Маргарет вспыхнула, почуяв в вопросе что-то неожиданно холодное.

– Не знаю, – произнесла она другим тоном, почти сухо. – Знаю, только что я обязана мистеру Стаду почти своей жизнью.

– О, я вас вполне понимаю! – душевно сказала Нина Авдеевна. – Конечно, мистер Стид незаурядный человек. Но все-таки меня удивляет его смелость. Ведь вы были… ну, точно неразрезанная книга. Он знал, что вы не можете его любить, как он вас любит, потому что, верно, и не знали, как нужно любить. Ведь вы не начинали жить, вы сами говорите. А если вам в жизни суждено было встретить человека… ну, которого вы бы сразу полюбили больше, чем мистера Стида? Как же отвечать за всю жизнь? Вы связали себя, когда еще не сознавали важности этого шага…
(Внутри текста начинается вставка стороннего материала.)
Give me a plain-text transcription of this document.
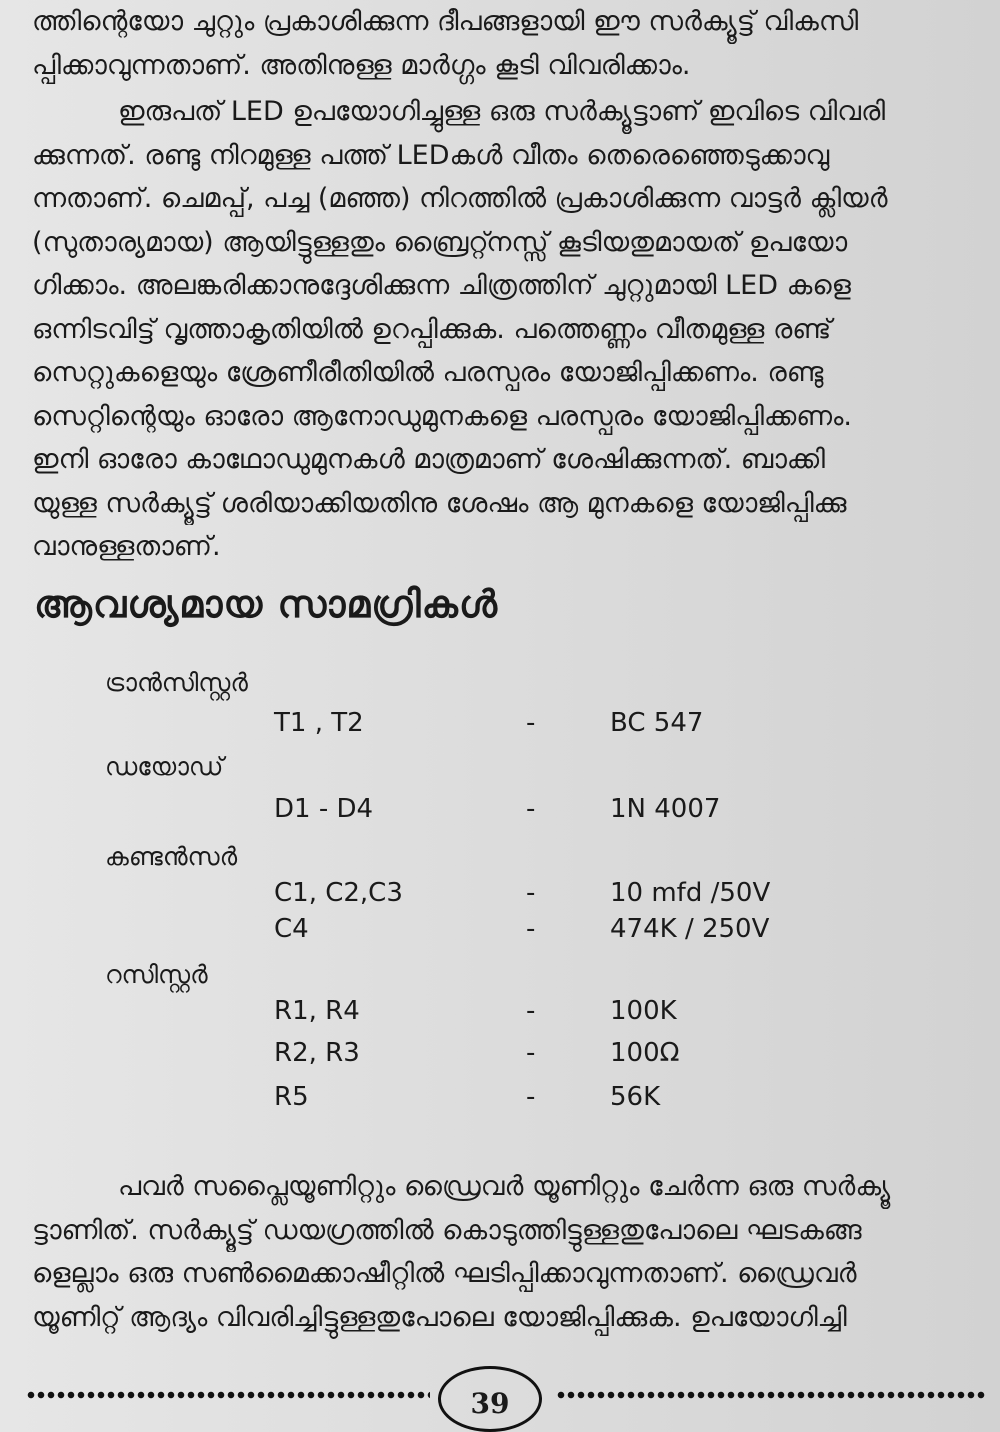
ത്തിന്റെയോ ചുറ്റും പ്രകാശിക്കുന്ന ദീപങ്ങളായി ഈ സർക്യൂട്ട് വികസി
പ്പിക്കാവുന്നതാണ്. അതിനുള്ള മാർഗ്ഗം കൂടി വിവരിക്കാം.
ഇരുപത് LED ഉപയോഗിച്ചുള്ള ഒരു സർക്യൂട്ടാണ് ഇവിടെ വിവരി
ക്കുന്നത്. രണ്ടു നിറമുള്ള പത്ത് LEDകൾ വീതം തെരെഞ്ഞെടുക്കാവു
ന്നതാണ്. ചെമപ്പ്, പച്ച (മഞ്ഞ) നിറത്തിൽ പ്രകാശിക്കുന്ന വാട്ടർ ക്ലിയർ
(സുതാര്യമായ) ആയിട്ടുള്ളതും ബ്രൈറ്റ്നസ്സ് കൂടിയതുമായത് ഉപയോ
ഗിക്കാം. അലങ്കരിക്കാനുദ്ദേശിക്കുന്ന ചിത്രത്തിന് ചുറ്റുമായി LED കളെ
ഒന്നിടവിട്ട് വൃത്താകൃതിയിൽ ഉറപ്പിക്കുക. പത്തെണ്ണം വീതമുള്ള രണ്ട്
സെറ്റുകളെയും ശ്രേണീരീതിയിൽ പരസ്പരം യോജിപ്പിക്കണം. രണ്ടു
സെറ്റിന്റെയും ഓരോ ആനോഡുമുനകളെ പരസ്പരം യോജിപ്പിക്കണം.
ഇനി ഓരോ കാഥോഡുമുനകൾ മാത്രമാണ് ശേഷിക്കുന്നത്. ബാക്കി
യുള്ള സർക്യൂട്ട് ശരിയാക്കിയതിനു ശേഷം ആ മുനകളെ യോജിപ്പിക്കു
വാനുള്ളതാണ്.
ആവശ്യമായ സാമഗ്രികൾ
ട്രാൻസിസ്റ്റർ
T1 , T2	-	BC 547
ഡയോഡ്
D1 - D4	-	1N 4007
കണ്ടൻസർ
C1, C2,C3	-	10 mfd /50V
C4	-	474K / 250V
റസിസ്റ്റർ
R1, R4	-	100K
R2, R3	-	100Ω
R5	-	56K
പവർ സപ്ലൈയൂണിറ്റും ഡ്രൈവർ യൂണിറ്റും ചേർന്ന ഒരു സർക്യൂ
ട്ടാണിത്. സർക്യൂട്ട് ഡയഗ്രത്തിൽ കൊടുത്തിട്ടുള്ളതുപോലെ ഘടകങ്ങ
ളെല്ലാം ഒരു സൺമൈക്കാഷീറ്റിൽ ഘടിപ്പിക്കാവുന്നതാണ്. ഡ്രൈവർ
യൂണിറ്റ് ആദ്യം വിവരിച്ചിട്ടുള്ളതുപോലെ യോജിപ്പിക്കുക. ഉപയോഗിച്ചി
39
Маргарет вдруг густо покраснела, опустила глаза, но тотчас же овладела собою и сказала:

– Мистер Стид сказал мне… что это «несчастие» может случиться… пока я еще не найду себя, не выработаю окончательно твердых принципов жизни. Что я буду тогда совершенно свободна делать все, что хочу… Потому что он знает мою натуру и уверен, что я, испытав разочарования, вернусь на правдивый путь. И тогда я пойму его, и мы будем воистину вместе. Так он сказал. Но зачем думать об этом? Если б не он – я никогда не вышла бы замуж, ни за что. И если мне суждено полюбить кого-нибудь особенной… сильной любовью… о которой говорится… то почему я не полюблю ею именно мистера Стида? Разве это не самое естественное? Почему же не может так случиться?

В этом вопросе вдруг послышалась совсем детская робость и беспомощность, и боязливое смущенье. Она медленно подняла глаза на Нину Авдеевну, точно ждала, что она ее успокоит.
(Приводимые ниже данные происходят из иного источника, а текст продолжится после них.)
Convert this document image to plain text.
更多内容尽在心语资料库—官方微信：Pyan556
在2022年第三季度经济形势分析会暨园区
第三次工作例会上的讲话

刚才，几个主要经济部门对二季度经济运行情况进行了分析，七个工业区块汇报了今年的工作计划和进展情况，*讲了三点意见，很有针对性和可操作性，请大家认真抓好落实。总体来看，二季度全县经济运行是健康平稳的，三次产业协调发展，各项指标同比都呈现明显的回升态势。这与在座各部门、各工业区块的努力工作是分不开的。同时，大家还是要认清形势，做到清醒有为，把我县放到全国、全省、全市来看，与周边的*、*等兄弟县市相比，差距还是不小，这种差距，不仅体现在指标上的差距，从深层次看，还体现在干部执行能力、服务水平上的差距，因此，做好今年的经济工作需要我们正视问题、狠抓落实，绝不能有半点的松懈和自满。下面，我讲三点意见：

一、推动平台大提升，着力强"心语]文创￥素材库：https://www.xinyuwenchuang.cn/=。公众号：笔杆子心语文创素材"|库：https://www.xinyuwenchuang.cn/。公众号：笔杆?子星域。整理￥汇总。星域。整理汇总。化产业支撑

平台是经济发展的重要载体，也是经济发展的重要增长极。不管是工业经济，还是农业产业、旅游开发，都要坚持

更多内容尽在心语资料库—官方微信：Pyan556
Но Нина Авдеевна рассмеялась.

– Нет, милая миссис Стид, вы и до сих пор еще ребенок. Вы рассуждаете, как двенадцатилетняя девочка о некоторых вещах. Ваш муж, вероятно, тоже любит уединенную жизнь?

– Совсем нет. В Лондоне у нас много друзей, мы часто путешествуем. У мистера Стида громадная библиотека, но, конечно, я читаю только книги, которые он мне советует прочесть. Я ему вполне верю. Меня считают немного странной… наши друзья; но ведь моя жизнь с самого начала так особенно сложилась. Мне много еще нужно работать над собой…
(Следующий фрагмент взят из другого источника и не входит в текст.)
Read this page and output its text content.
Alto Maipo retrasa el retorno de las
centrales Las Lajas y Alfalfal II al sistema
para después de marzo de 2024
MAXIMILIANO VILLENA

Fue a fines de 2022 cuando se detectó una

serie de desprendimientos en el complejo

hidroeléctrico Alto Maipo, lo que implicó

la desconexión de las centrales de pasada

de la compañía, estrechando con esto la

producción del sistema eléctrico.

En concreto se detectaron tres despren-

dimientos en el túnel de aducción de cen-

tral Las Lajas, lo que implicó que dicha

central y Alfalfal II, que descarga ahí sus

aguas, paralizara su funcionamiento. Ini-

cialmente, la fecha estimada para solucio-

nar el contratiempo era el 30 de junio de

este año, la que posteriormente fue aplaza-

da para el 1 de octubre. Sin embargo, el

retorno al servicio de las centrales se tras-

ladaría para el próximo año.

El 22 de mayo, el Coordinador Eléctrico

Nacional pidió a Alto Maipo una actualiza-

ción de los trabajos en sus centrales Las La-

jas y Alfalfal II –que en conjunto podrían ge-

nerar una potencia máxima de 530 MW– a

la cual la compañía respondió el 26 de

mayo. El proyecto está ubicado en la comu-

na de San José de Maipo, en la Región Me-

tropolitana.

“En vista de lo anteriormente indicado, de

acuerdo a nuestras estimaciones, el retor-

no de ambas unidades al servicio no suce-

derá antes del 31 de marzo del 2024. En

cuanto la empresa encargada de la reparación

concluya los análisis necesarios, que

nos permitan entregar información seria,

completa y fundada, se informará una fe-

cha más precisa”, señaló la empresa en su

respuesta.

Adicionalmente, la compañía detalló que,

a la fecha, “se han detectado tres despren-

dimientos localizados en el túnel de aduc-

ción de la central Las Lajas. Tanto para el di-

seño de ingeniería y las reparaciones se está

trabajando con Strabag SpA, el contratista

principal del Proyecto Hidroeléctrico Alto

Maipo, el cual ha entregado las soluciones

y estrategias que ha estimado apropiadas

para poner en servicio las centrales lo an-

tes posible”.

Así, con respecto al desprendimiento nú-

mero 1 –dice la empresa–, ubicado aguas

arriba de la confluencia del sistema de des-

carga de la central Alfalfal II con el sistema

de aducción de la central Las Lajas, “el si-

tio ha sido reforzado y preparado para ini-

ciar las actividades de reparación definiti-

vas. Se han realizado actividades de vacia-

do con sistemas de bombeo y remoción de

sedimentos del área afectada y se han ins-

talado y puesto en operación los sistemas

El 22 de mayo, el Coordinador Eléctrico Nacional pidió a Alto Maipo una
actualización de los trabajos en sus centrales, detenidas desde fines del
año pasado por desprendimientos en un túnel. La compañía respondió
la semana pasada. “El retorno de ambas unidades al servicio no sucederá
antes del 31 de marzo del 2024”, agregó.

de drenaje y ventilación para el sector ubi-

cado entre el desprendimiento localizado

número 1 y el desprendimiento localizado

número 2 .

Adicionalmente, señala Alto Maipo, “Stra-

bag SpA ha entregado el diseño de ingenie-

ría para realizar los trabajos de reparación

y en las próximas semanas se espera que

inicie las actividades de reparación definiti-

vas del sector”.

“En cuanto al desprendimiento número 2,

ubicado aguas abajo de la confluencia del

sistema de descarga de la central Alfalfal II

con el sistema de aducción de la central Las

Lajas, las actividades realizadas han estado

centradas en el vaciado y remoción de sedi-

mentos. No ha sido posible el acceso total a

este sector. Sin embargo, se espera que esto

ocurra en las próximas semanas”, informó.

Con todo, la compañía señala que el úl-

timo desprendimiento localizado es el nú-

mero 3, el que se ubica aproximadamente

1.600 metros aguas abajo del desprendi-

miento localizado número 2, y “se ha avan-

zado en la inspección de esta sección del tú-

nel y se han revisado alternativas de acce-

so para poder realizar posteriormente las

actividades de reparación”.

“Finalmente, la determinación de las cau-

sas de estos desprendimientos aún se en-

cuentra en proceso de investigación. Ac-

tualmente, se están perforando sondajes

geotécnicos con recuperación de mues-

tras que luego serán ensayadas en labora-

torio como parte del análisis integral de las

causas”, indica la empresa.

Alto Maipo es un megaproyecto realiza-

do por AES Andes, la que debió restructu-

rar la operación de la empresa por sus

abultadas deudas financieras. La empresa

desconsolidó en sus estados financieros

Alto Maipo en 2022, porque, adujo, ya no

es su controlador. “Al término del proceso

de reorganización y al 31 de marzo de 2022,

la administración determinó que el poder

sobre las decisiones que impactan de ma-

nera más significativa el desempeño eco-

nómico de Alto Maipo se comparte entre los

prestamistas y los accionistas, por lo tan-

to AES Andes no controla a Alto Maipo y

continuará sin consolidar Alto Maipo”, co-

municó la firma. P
Она не договорила, точно ей вдруг стало совестно, что она все время рассказывает о себе. Брови ее сдвинулись, бледный рот сжался.

Нина Авдеевна со снисходительно-доброжелательной и любопытной улыбкой стала ее еще о чем-то спрашивать, не унимаясь, хотя Маргарет отвечала уже нехотя и односложно. Шадров отвел глаза от Маргарет и смотрел прямо, на синее-синее, жаркое небо, такое синее, что густые деревья парка были перед ним совсем черные; глубокая долина внизу, вся ясная, ровно и покойно уходила в небо; даже сизой дымки не было на ней; темные купы деревьев, холмы, далекие, красивые города, тонкая извилина реки, сверкающая огнем, – все было ясно и просто под солнцем; но даль от ясности не сделалась более близкой, менее прекрасной; простор казался безграничным, соблазнительным, соблазнительнее, чем под сизой, душной пленкой, которая делает очертанья лживыми и потому ненужными, не влекущими. В этот явный простор хотелось броситься, войти в него, чтобы он вошел в тебя, чтобы за плечами шумели длинные, широкие крылья, и не было им усталости, и не было их силам предела…

Но человеческая жалость, совсем неожиданная, ласкала сердце Шадрова. Она не колола, а ласкала, потому что вместе с нею пришло чувство радости от понимания, от вдруг зажегшегося света внутри. Эту радость он испытывал всегда, когда вдруг приходило понимание. Было ли то пустяк или важное, внутреннее ли объяснение какого-нибудь жизненного, даже чуждого ему события, или совсем новая мысль, освещающая его заветную работу, – одинаковая радость приходила, такая, от какой сердце вздрагивает, когда в очень темной, черной комнате вдруг зажгут огонь. Ничего не было, совсем ничего – и все стало сразу, и все стало твоим.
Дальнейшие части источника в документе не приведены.